Contrast that approach with a meaningful efficiency program using an operational excellence methodology. The law department employees will be against change, the approach – while common in other areas of the company – will look strange to in-house clients, and there will be some small or non-existent successes mixed in with the large wins. A process excellence program requires sustained effort. Finally, you won’t get support from your outside lawyers and many of your peers will wonder why you took this path instead of the easier labor arbitrage path.
Clearly, a general counsel might think twice before going to process improvement.
All this makes sense, but this is why I think this labor arbitrage trend does not bode well for anyone. After an initial reduction in costs (which may take a few years to fully bake in to the law department’s operating model), the law department will see the savings plateau. The law department’s headcount will have increased, and the CEO and CFO will start asking why the company has so many lawyers and other paraprofessionals. If you don’t think this will happen, check with your colleagues in IT and HR. They saw this happen many years ago.
The general counsel will be in a difficult position. She will need to increase productivity, but she won’t have the option of simply reducing hourly labor costs. One approach could be technology. But, having failed to embrace technology much earlier, the general counsel will be playing a game of catch up. In the meantime, the market will have moved ahead with combinations of technology and other service providers who can address the legal needs of corporations. Check with the Big Four accounting firms as this is where they are headed. Or, talk to the Bulgarian company I spoke to earlier this year. They already provide this type of service in Europe and are looking at entering the US market.
Law departments will start shedding lawyers. The timing won’t be pleasant for many of these lawyers, who will have reached the mid-point of their careers. Other companies won’t be hiring, leaving those newly disenfranchised lawyers with fewer job options. At the same time, many predict that once the baby boomers retire from the law firms, many firms will have difficulty continuing on. Millennials will have command of the workforce (75% of it by 2020) and won’t be interested in using high hourly rate outside counsel for legal work.
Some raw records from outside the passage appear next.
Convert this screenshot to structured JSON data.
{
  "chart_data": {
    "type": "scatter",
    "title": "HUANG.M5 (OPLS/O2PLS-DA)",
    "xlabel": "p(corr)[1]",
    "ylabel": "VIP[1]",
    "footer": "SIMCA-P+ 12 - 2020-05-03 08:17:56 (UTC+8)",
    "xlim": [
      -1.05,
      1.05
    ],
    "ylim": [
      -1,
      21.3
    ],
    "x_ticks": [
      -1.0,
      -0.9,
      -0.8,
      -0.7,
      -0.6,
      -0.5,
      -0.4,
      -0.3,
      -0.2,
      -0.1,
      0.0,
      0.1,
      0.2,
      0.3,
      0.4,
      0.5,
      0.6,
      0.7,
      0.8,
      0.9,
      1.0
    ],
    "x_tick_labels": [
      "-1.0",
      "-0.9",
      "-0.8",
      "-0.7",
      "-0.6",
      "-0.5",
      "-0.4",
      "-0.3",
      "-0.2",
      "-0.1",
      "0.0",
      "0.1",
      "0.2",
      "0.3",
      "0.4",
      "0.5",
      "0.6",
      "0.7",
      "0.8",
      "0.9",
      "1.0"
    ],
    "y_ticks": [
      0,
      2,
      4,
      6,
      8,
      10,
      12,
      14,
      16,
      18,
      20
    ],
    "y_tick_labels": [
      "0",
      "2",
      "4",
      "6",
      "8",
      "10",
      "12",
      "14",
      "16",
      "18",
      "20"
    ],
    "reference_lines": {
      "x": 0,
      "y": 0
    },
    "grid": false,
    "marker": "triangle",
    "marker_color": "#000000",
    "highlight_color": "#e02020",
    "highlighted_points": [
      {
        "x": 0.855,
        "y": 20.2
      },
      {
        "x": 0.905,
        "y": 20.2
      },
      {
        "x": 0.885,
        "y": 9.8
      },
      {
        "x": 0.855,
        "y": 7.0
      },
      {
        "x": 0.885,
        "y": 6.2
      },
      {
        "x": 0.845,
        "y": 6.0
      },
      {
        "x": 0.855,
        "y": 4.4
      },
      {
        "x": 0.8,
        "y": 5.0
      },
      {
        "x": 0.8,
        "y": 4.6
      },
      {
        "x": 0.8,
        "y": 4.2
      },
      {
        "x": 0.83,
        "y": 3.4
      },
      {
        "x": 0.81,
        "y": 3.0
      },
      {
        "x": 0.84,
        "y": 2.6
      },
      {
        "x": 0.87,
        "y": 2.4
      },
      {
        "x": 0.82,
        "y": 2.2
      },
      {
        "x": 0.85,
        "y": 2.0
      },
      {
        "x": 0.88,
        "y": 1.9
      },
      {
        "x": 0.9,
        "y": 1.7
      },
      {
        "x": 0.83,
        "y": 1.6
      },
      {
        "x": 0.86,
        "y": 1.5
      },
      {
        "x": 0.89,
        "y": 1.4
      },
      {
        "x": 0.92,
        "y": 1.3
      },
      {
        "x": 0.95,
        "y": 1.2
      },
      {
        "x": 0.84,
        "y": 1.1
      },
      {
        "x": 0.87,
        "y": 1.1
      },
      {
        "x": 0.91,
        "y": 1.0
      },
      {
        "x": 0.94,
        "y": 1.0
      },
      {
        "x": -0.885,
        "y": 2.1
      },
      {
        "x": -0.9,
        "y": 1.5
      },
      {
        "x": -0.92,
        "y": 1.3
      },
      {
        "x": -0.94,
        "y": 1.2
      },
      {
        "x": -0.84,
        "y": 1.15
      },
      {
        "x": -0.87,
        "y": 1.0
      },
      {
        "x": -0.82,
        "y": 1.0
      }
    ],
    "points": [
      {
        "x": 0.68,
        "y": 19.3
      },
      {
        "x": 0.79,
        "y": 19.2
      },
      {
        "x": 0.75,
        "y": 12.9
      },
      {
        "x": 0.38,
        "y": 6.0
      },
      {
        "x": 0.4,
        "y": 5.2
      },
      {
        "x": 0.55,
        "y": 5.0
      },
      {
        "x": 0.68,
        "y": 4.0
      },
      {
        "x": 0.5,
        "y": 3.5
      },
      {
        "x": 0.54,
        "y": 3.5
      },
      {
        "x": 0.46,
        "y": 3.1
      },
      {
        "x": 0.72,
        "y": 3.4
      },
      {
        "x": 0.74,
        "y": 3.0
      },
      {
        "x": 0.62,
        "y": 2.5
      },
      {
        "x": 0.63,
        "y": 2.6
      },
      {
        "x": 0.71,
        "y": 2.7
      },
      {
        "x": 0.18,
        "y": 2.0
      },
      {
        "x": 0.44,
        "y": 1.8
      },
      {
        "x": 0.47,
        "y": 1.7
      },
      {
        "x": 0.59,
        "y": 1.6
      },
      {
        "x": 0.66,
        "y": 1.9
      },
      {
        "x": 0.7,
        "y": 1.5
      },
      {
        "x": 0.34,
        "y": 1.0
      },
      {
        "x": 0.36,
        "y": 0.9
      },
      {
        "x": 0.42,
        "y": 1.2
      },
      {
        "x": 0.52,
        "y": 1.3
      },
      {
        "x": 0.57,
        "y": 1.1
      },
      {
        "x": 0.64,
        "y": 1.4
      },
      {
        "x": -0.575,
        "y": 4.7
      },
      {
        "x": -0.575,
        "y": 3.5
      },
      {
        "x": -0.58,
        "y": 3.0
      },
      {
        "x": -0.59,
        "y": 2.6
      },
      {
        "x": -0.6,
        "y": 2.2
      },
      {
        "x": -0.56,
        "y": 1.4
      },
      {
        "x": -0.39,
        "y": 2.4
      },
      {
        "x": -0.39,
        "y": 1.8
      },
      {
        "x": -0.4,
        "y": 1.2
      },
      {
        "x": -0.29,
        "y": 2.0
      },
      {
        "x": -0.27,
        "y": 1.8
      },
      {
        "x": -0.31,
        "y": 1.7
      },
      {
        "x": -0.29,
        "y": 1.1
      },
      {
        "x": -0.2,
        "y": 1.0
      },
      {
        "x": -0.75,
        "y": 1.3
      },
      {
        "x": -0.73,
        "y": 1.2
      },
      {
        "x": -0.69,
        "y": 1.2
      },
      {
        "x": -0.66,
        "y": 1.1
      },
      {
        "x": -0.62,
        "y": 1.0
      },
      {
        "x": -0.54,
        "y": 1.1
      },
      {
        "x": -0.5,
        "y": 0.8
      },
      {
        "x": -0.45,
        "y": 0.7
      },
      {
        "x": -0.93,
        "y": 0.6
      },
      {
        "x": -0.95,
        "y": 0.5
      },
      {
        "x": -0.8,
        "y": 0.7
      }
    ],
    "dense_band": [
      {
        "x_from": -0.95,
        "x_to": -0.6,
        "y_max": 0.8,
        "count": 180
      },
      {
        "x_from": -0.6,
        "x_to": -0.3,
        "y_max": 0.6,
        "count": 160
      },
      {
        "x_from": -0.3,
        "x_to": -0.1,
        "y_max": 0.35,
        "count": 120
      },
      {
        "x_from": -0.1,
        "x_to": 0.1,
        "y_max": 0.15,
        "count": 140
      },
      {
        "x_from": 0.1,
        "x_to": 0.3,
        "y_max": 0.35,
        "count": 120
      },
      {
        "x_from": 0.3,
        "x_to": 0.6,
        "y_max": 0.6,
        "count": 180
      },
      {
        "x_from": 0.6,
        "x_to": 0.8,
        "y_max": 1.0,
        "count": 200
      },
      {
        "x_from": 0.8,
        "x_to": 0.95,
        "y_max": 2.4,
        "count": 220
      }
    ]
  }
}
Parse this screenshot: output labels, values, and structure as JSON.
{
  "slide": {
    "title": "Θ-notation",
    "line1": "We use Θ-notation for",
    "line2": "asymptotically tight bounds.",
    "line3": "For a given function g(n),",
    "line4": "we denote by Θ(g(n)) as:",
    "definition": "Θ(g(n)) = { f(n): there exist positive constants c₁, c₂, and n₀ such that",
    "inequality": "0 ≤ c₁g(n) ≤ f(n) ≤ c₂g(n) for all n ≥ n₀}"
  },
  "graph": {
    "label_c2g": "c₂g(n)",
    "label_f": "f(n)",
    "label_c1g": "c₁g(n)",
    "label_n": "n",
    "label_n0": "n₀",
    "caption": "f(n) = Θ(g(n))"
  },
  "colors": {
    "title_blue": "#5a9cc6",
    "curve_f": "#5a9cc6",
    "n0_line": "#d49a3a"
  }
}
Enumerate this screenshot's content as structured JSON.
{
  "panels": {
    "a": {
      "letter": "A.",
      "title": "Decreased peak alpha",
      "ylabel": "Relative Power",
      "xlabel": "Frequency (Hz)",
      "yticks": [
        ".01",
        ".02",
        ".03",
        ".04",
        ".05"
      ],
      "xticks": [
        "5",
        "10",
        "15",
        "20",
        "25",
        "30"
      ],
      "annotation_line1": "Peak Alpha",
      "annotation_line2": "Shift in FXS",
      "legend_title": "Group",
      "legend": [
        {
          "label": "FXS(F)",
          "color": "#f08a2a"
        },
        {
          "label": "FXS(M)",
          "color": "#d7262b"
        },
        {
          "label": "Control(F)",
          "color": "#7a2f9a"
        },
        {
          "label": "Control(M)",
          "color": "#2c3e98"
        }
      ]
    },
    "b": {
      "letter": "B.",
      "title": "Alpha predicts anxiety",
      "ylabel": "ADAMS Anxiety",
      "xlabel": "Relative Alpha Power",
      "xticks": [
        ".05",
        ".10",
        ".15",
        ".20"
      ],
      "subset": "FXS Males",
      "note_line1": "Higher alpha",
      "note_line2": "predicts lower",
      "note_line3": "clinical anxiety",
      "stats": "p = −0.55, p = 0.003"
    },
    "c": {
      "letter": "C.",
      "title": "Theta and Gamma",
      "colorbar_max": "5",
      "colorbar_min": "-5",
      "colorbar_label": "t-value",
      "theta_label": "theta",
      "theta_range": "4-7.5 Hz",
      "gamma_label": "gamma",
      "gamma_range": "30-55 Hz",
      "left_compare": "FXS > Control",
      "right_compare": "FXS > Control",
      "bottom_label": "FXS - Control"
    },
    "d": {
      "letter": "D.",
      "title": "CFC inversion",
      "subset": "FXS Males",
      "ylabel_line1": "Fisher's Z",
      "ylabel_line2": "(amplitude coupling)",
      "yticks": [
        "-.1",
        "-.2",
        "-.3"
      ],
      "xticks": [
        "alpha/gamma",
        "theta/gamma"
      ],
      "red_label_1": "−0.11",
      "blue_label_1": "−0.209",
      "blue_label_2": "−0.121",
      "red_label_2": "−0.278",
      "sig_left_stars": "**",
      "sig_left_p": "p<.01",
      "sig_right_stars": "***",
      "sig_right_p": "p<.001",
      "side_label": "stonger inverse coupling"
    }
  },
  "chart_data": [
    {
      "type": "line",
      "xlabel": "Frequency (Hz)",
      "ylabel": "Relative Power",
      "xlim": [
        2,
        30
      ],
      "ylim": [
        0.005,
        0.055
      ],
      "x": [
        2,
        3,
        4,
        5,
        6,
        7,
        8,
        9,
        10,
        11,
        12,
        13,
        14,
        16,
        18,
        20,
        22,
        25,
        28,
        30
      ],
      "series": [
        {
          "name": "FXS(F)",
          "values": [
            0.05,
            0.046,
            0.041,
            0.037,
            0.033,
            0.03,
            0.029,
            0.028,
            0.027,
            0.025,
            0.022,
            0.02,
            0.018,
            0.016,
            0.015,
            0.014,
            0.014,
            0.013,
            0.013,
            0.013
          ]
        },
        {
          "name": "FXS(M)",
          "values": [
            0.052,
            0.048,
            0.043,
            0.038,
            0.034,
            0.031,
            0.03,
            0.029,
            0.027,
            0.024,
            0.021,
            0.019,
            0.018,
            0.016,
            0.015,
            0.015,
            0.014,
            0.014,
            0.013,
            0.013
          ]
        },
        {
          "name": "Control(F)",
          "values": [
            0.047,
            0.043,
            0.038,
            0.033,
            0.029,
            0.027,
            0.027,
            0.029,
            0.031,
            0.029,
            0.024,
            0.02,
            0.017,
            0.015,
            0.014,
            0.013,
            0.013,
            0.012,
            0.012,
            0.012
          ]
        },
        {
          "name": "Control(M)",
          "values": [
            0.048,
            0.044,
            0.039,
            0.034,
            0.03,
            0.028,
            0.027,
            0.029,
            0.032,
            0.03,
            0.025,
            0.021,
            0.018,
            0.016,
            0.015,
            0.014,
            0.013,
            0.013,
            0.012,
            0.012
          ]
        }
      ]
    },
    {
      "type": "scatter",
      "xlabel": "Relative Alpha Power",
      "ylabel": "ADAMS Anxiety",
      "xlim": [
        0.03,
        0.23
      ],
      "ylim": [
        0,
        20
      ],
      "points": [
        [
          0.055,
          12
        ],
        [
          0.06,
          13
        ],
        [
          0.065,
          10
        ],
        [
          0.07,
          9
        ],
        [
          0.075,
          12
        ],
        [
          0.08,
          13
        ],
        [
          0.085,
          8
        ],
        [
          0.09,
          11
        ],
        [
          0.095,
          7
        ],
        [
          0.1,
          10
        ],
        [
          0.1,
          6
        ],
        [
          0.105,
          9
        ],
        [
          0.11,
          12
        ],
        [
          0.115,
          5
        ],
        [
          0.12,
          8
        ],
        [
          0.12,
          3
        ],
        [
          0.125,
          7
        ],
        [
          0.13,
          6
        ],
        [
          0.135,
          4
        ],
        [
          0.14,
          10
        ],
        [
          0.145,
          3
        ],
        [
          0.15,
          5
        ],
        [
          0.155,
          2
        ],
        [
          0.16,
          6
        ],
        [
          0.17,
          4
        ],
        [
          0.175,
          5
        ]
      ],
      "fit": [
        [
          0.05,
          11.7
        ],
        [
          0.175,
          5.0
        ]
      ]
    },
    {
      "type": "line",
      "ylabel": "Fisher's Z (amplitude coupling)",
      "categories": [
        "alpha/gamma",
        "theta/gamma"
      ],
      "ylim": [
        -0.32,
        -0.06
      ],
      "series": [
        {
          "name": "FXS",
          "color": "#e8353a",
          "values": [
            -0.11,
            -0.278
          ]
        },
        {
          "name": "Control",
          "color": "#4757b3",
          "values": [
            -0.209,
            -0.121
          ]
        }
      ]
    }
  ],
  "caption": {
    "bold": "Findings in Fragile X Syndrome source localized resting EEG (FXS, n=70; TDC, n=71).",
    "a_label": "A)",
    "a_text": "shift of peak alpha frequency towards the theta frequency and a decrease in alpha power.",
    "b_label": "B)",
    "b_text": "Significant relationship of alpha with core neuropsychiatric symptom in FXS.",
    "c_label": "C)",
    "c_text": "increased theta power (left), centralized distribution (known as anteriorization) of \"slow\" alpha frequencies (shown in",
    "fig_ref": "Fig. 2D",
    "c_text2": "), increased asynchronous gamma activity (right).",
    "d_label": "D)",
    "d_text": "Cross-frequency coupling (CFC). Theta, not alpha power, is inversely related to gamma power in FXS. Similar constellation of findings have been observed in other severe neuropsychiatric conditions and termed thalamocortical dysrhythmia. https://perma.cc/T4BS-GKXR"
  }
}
The combination of in-house downsizing and law firm splintering (as The New York Times called it), could be an ugly one-two punch.
We do have a canary in the coal mine. Instead of overlying on labor arbitrage, we could transition to more efficient law firm and law department operations using process excellence methodologies. This would reduce operating costs while at the same time allowing attorneys to re-tool their practices to more strategic focused, valued-added work. It will take more effort and foresight. But, combined with efforts such as legal predictive analytics, could yield much better outcomes for clients. Of course, then we would have to decide that practicing law is about our clients and not about us, another topic for another post.